Он тут же решил Марата проведать, тут же выяснил по телефону, где находилась больница для тех, кто не мог платить за лечение. Больница оказалась далеко, и, похоже, в плохом районе, поэтому Заплетин не торопился навестить больного художника. Месяц спустя, всё же, собрался. Даже не то, чтобы собрался, — в слове собрался есть обдуманность, а как-то, в одной скучной компании он выдумал такое извинение:
— Вот те на! Уже восемь часов. А мне ещё надо смотать в больницу, друга умирающего проведать.
Эти слова, умирающий друг , всех присутствовавших встрепенули, на Заплетина посыпались вопросы, нашлись и такие, кто знал Марата; в результате, компания так оживилась, с таким весёлым энтузиазмом вернулась к почти забытым бутылкам, что Заплетин уже не хотел уходить. Но все уже ждали, когда он уйдёт, и, неохотно распрощавшись, он оказался на тёмной улице. Впрочем, подумал, замедлив шаг, не поздно ли ехать в такую даль…
— Извините, — кто-то сказал за спиной.
Он обернулся на мужчину, который вышел из той же двери. Похоже, он был один из гостей, но Заплетин его как-то не заметил.

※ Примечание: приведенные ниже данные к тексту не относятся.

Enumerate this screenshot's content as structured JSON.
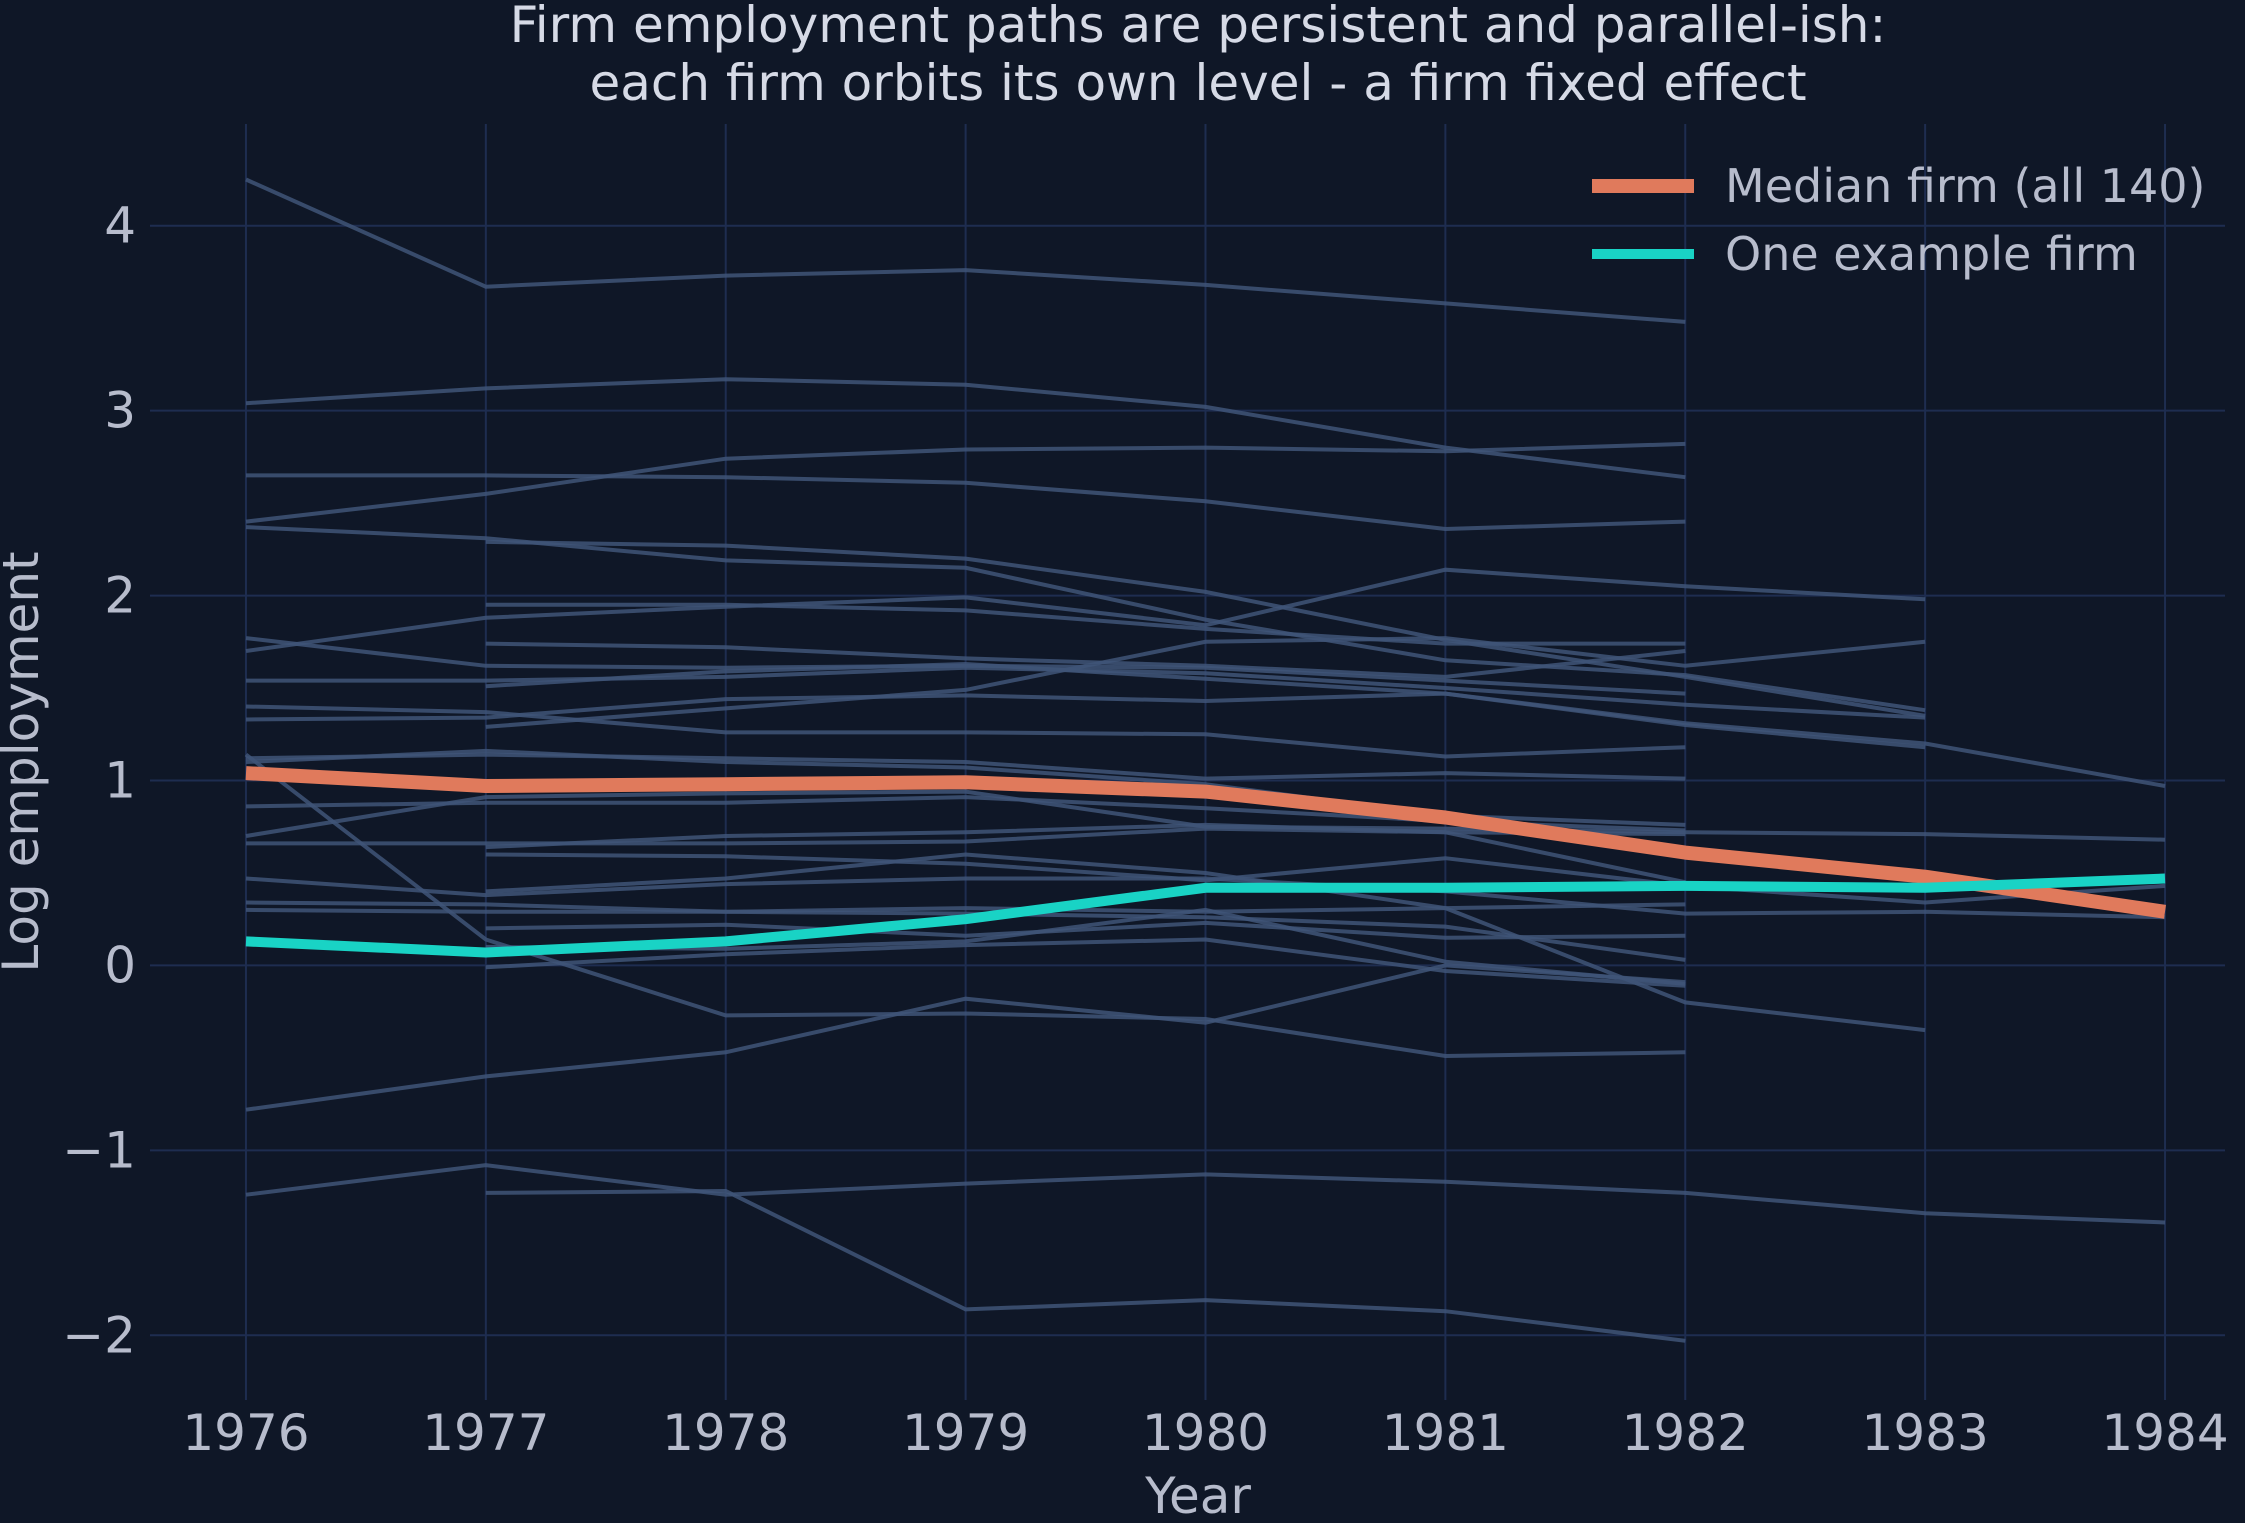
{
  "chart_data": {
    "type": "line",
    "title_lines": [
      "Firm employment paths are persistent and parallel-ish:",
      "each firm orbits its own level - a firm fixed effect"
    ],
    "xlabel": "Year",
    "ylabel": "Log employment",
    "x_ticks": [
      "1976",
      "1977",
      "1978",
      "1979",
      "1980",
      "1981",
      "1982",
      "1983",
      "1984"
    ],
    "y_ticks": [
      4,
      3,
      2,
      1,
      0,
      -1,
      -2
    ],
    "y_tick_labels": [
      "4",
      "3",
      "2",
      "1",
      "0",
      "−1",
      "−2"
    ],
    "xlim": [
      1975.6,
      1984.25
    ],
    "ylim": [
      -2.35,
      4.55
    ],
    "grid": true,
    "legend_position": "top-right",
    "colors": {
      "background": "#0f1727",
      "grid": "#1e2d50",
      "firm_lines": "#3f5578",
      "median": "#e07a5c",
      "example": "#19d3c5"
    },
    "highlight_series": [
      {
        "name": "Median firm (all 140)",
        "color": "#e07a5c",
        "x": [
          1976,
          1977,
          1978,
          1979,
          1980,
          1981,
          1982,
          1983,
          1984
        ],
        "y": [
          1.04,
          0.97,
          0.98,
          0.99,
          0.94,
          0.8,
          0.61,
          0.48,
          0.29
        ]
      },
      {
        "name": "One example firm",
        "color": "#19d3c5",
        "x": [
          1976,
          1977,
          1978,
          1979,
          1980,
          1981,
          1982,
          1983,
          1984
        ],
        "y": [
          0.13,
          0.07,
          0.13,
          0.25,
          0.42,
          0.42,
          0.43,
          0.42,
          0.47
        ]
      }
    ],
    "firm_series": [
      {
        "x": [
          1976,
          1977,
          1978,
          1979,
          1980,
          1981,
          1982
        ],
        "y": [
          4.25,
          3.67,
          3.73,
          3.76,
          3.68,
          3.58,
          3.48
        ]
      },
      {
        "x": [
          1976,
          1977,
          1978,
          1979,
          1980,
          1981,
          1982
        ],
        "y": [
          3.04,
          3.12,
          3.17,
          3.14,
          3.02,
          2.8,
          2.64
        ]
      },
      {
        "x": [
          1976,
          1977,
          1978,
          1979,
          1980,
          1981,
          1982
        ],
        "y": [
          2.65,
          2.65,
          2.64,
          2.61,
          2.51,
          2.36,
          2.4
        ]
      },
      {
        "x": [
          1976,
          1977,
          1978,
          1979,
          1980,
          1981,
          1982
        ],
        "y": [
          2.4,
          2.55,
          2.74,
          2.79,
          2.8,
          2.78,
          2.82
        ]
      },
      {
        "x": [
          1976,
          1977,
          1978,
          1979,
          1980,
          1981,
          1982,
          1983
        ],
        "y": [
          2.37,
          2.31,
          2.19,
          2.15,
          1.87,
          1.65,
          1.57,
          1.38
        ]
      },
      {
        "x": [
          1977,
          1978,
          1979,
          1980,
          1981,
          1982,
          1983
        ],
        "y": [
          2.29,
          2.27,
          2.2,
          2.02,
          1.76,
          1.56,
          1.35
        ]
      },
      {
        "x": [
          1976,
          1977,
          1978,
          1979,
          1980,
          1981,
          1982,
          1983
        ],
        "y": [
          1.7,
          1.88,
          1.94,
          1.99,
          1.84,
          2.14,
          2.05,
          1.98
        ]
      },
      {
        "x": [
          1976,
          1977,
          1978,
          1979,
          1980,
          1981,
          1982
        ],
        "y": [
          1.77,
          1.62,
          1.61,
          1.62,
          1.61,
          1.54,
          1.47
        ]
      },
      {
        "x": [
          1977,
          1978,
          1979,
          1980,
          1981,
          1982
        ],
        "y": [
          1.95,
          1.95,
          1.92,
          1.82,
          1.74,
          1.74
        ]
      },
      {
        "x": [
          1977,
          1978,
          1979,
          1980,
          1981,
          1982
        ],
        "y": [
          1.74,
          1.72,
          1.66,
          1.62,
          1.56,
          1.7
        ]
      },
      {
        "x": [
          1976,
          1977,
          1978,
          1979,
          1980,
          1981,
          1982,
          1983
        ],
        "y": [
          1.54,
          1.54,
          1.56,
          1.61,
          1.58,
          1.5,
          1.41,
          1.34
        ]
      },
      {
        "x": [
          1976,
          1977,
          1978,
          1979,
          1980,
          1981,
          1982
        ],
        "y": [
          1.4,
          1.37,
          1.26,
          1.26,
          1.25,
          1.13,
          1.18
        ]
      },
      {
        "x": [
          1977,
          1978,
          1979,
          1980,
          1981,
          1982,
          1983
        ],
        "y": [
          1.29,
          1.39,
          1.49,
          1.75,
          1.77,
          1.62,
          1.75
        ]
      },
      {
        "x": [
          1976,
          1977,
          1978,
          1979,
          1980,
          1981,
          1982,
          1983,
          1984
        ],
        "y": [
          1.33,
          1.34,
          1.44,
          1.46,
          1.43,
          1.47,
          1.31,
          1.2,
          0.97
        ]
      },
      {
        "x": [
          1977,
          1978,
          1979,
          1980,
          1981,
          1982,
          1983
        ],
        "y": [
          1.51,
          1.59,
          1.63,
          1.55,
          1.47,
          1.3,
          1.18
        ]
      },
      {
        "x": [
          1976,
          1977,
          1978,
          1979,
          1980,
          1981,
          1982
        ],
        "y": [
          1.12,
          1.14,
          1.12,
          1.1,
          1.01,
          1.04,
          1.01
        ]
      },
      {
        "x": [
          1976,
          1977,
          1978,
          1979,
          1980,
          1981,
          1982
        ],
        "y": [
          1.1,
          1.16,
          1.1,
          1.07,
          0.98,
          0.81,
          0.76
        ]
      },
      {
        "x": [
          1976,
          1977,
          1978,
          1979,
          1980,
          1981,
          1982
        ],
        "y": [
          0.86,
          0.88,
          0.88,
          0.91,
          0.85,
          0.78,
          0.73
        ]
      },
      {
        "x": [
          1976,
          1977,
          1978,
          1979,
          1980,
          1981,
          1982,
          1983,
          1984
        ],
        "y": [
          0.7,
          0.91,
          0.93,
          0.94,
          0.75,
          0.74,
          0.72,
          0.71,
          0.68
        ]
      },
      {
        "x": [
          1976,
          1977,
          1978,
          1979,
          1980,
          1981,
          1982
        ],
        "y": [
          0.66,
          0.66,
          0.66,
          0.67,
          0.74,
          0.72,
          0.45
        ]
      },
      {
        "x": [
          1977,
          1978,
          1979,
          1980,
          1981,
          1982
        ],
        "y": [
          0.64,
          0.7,
          0.72,
          0.76,
          0.72,
          0.71
        ]
      },
      {
        "x": [
          1977,
          1978,
          1979,
          1980,
          1981,
          1982,
          1983,
          1984
        ],
        "y": [
          0.6,
          0.59,
          0.55,
          0.46,
          0.58,
          0.43,
          0.34,
          0.43
        ]
      },
      {
        "x": [
          1976,
          1977,
          1978,
          1979,
          1980,
          1981,
          1982,
          1983,
          1984
        ],
        "y": [
          0.47,
          0.38,
          0.44,
          0.47,
          0.47,
          0.4,
          0.28,
          0.29,
          0.26
        ]
      },
      {
        "x": [
          1976,
          1977,
          1978,
          1979,
          1980,
          1981,
          1982
        ],
        "y": [
          0.34,
          0.33,
          0.29,
          0.28,
          0.26,
          0.21,
          0.03
        ]
      },
      {
        "x": [
          1976,
          1977,
          1978,
          1979,
          1980,
          1981,
          1982
        ],
        "y": [
          0.3,
          0.29,
          0.29,
          0.31,
          0.29,
          0.31,
          0.33
        ]
      },
      {
        "x": [
          1977,
          1978,
          1979,
          1980,
          1981,
          1982,
          1983
        ],
        "y": [
          0.4,
          0.47,
          0.6,
          0.5,
          0.31,
          -0.2,
          -0.35
        ]
      },
      {
        "x": [
          1976,
          1977,
          1978,
          1979,
          1980,
          1981,
          1982
        ],
        "y": [
          1.14,
          0.14,
          -0.27,
          -0.26,
          -0.29,
          -0.49,
          -0.47
        ]
      },
      {
        "x": [
          1977,
          1978,
          1979,
          1980,
          1981,
          1982
        ],
        "y": [
          0.2,
          0.22,
          0.16,
          0.23,
          0.15,
          0.16
        ]
      },
      {
        "x": [
          1977,
          1978,
          1979,
          1980,
          1981,
          1982
        ],
        "y": [
          -0.01,
          0.06,
          0.11,
          0.14,
          -0.03,
          -0.11
        ]
      },
      {
        "x": [
          1977,
          1978,
          1979,
          1980,
          1981,
          1982
        ],
        "y": [
          0.1,
          0.09,
          0.13,
          0.3,
          0.02,
          -0.1
        ]
      },
      {
        "x": [
          1976,
          1977,
          1978,
          1979,
          1980,
          1981,
          1982
        ],
        "y": [
          -0.78,
          -0.6,
          -0.47,
          -0.18,
          -0.31,
          0.0,
          -0.09
        ]
      },
      {
        "x": [
          1976,
          1977,
          1978,
          1979,
          1980,
          1981,
          1982,
          1983,
          1984
        ],
        "y": [
          -1.24,
          -1.08,
          -1.24,
          -1.18,
          -1.13,
          -1.17,
          -1.23,
          -1.34,
          -1.39
        ]
      },
      {
        "x": [
          1977,
          1978,
          1979,
          1980,
          1981,
          1982
        ],
        "y": [
          -1.23,
          -1.22,
          -1.86,
          -1.81,
          -1.87,
          -2.03
        ]
      }
    ]
  }
}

— Иофилов, — сказал мужчина, пожимая Заплетину руку. — Очень приятно познакомиться. Вы, я знаю, Павел Заплетин. Можно мне к вам присоединиться?
— Что вы, тоже знакомы с Маратом?
— Как-то встречались, — сказал Иофилов.
Они подошли к «Мерседесу» Заплетина.
— Знаете что, — сказал Иофилов. — Давайте возьмём мою машину. Район, где больница, не самый лучший.
Заплетин немного поколебался. С одной стороны, пассажиром быть лучше. С другой, что он знает об этом мужчине. Минуту назад с ним познакомился, и вдруг на его машине ехать в далёкий район и на ночь глядя…
— Ерунда, — отвечал Заплетин, похлопав машину по капоту. — Где мы с ней только не бывали.
— Что же, поехали на вашей. При мне, кстати, бутылка коньяка. Говорят, наш приятель уже не пьёт, но почему бы нам не скрасить грустный момент у постели больного.
Больница, действительно, оказалась в районе, где жили одни негры, — дрянные неухоженные домишки, дворики, заваленные хламом и заросшие выгоревшей травой, старые побитые машины. Больничная стоянка автомобилей размахнулась на обширное пространство, но оказалась переполненной; пришлось покрутиться меж машинами, пока не нашлось свободное место.
В справочной дали номер палаты, а как отыскать её, не сказали. Заплетин сунулся наугад в один из бесконечных коридоров, но Иофилов его окликнул и указал в другую сторону. В палате Марата не оказалось, сосед сообщил, что его позвали к коридорному телефону. Пока его ждали, Иофилов просматривал историю болезни, которая свисала на верёвочке с железного поручня кровати.
В палату, с трудом ноги передвигая, помогая себе пластмассовой клюшкой, вошёл истощённый бледный мужчина с совершенно облысевшей головой.